Of course if you do get a publishing deal, guess what you get to do then. Revise. Again. Except now, you're revising to their standards and you get an infinitesimal cut of the profits because after all, you and your book aren't making them money, it's their ad department marketing your book that's making them money.
The answer to many of these problems is getting self-published, or it would be, if not for the fact that you still need an editor to make sure your product doesn't suck, and either way you have to trust some asshole you don't know not to shit all over, alter completely, or steal your book. Copyrights, copyrights, copyrights. And without a publishing house designing your book and layout free of expense on the assumption that you will earn your costs back, self-publishing requires you to foot the bill for all of these things with even less guarantee that your final product will turn any profit.

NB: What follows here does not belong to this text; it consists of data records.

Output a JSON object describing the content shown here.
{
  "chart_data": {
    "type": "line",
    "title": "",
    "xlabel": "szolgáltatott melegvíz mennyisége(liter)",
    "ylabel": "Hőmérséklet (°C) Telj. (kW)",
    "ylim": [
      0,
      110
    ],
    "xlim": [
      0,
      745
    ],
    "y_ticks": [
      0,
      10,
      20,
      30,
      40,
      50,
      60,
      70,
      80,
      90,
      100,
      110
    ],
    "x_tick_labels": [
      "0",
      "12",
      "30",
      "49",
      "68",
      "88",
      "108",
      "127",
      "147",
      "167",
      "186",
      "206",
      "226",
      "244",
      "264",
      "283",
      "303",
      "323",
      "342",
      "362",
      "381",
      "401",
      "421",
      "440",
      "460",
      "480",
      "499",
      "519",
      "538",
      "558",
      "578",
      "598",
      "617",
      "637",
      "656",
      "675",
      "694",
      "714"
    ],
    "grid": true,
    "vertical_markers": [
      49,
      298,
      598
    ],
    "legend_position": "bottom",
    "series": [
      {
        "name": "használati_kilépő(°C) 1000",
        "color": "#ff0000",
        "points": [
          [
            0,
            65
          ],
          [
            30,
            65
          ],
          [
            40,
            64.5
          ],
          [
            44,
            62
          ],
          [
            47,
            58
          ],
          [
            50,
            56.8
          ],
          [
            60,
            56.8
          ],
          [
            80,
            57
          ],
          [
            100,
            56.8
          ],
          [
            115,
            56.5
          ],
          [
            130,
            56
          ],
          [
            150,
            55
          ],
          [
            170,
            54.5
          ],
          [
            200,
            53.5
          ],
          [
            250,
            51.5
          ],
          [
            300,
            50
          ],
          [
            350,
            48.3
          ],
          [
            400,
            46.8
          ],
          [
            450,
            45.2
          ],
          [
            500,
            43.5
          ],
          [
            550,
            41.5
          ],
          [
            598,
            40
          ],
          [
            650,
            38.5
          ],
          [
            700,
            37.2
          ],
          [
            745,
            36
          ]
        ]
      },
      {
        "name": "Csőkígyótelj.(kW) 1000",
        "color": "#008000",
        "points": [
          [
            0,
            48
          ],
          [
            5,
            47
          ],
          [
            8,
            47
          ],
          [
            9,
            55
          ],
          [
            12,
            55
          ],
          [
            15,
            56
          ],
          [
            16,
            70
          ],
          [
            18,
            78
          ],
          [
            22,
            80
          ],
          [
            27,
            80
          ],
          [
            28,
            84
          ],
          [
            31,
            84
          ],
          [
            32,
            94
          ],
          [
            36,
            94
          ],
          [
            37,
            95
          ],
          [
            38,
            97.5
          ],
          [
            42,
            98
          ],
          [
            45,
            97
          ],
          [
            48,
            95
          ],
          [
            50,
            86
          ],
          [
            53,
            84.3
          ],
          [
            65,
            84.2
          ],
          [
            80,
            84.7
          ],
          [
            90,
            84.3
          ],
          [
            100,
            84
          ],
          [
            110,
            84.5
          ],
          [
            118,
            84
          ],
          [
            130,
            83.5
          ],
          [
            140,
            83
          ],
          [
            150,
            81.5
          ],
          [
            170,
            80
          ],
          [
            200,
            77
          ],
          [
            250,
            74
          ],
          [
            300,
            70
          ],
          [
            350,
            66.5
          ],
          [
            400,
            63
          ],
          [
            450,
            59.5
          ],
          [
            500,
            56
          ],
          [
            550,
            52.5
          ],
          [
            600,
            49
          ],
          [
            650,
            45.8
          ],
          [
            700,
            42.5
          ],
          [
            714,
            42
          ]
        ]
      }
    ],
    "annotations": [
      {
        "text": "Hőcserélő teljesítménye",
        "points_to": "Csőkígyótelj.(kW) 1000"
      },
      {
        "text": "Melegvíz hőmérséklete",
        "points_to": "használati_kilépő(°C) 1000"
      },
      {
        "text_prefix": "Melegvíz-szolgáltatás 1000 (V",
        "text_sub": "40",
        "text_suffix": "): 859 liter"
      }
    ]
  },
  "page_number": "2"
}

But since the alternative is getting a real career, I'll sign off here and go back to my impossibly infuriating story, plod through a few more pages of revision, feel inadequate, and do the same thing all over again tomorrow. And again and again and again until such a time as I'm finally published or I get run over by a bus. Whichever happens first. Because what else can I do? It's my dream; my beleaguering, burdensome, unremitting dream. Cold triumphs and warm, lingering failures. I'll take it though, and I'll bitch and whine but I'll never want it any different, because at least I'll never have to know the aimless drifting purgatory of not having a dream.
Because that just sounds like a nightmare.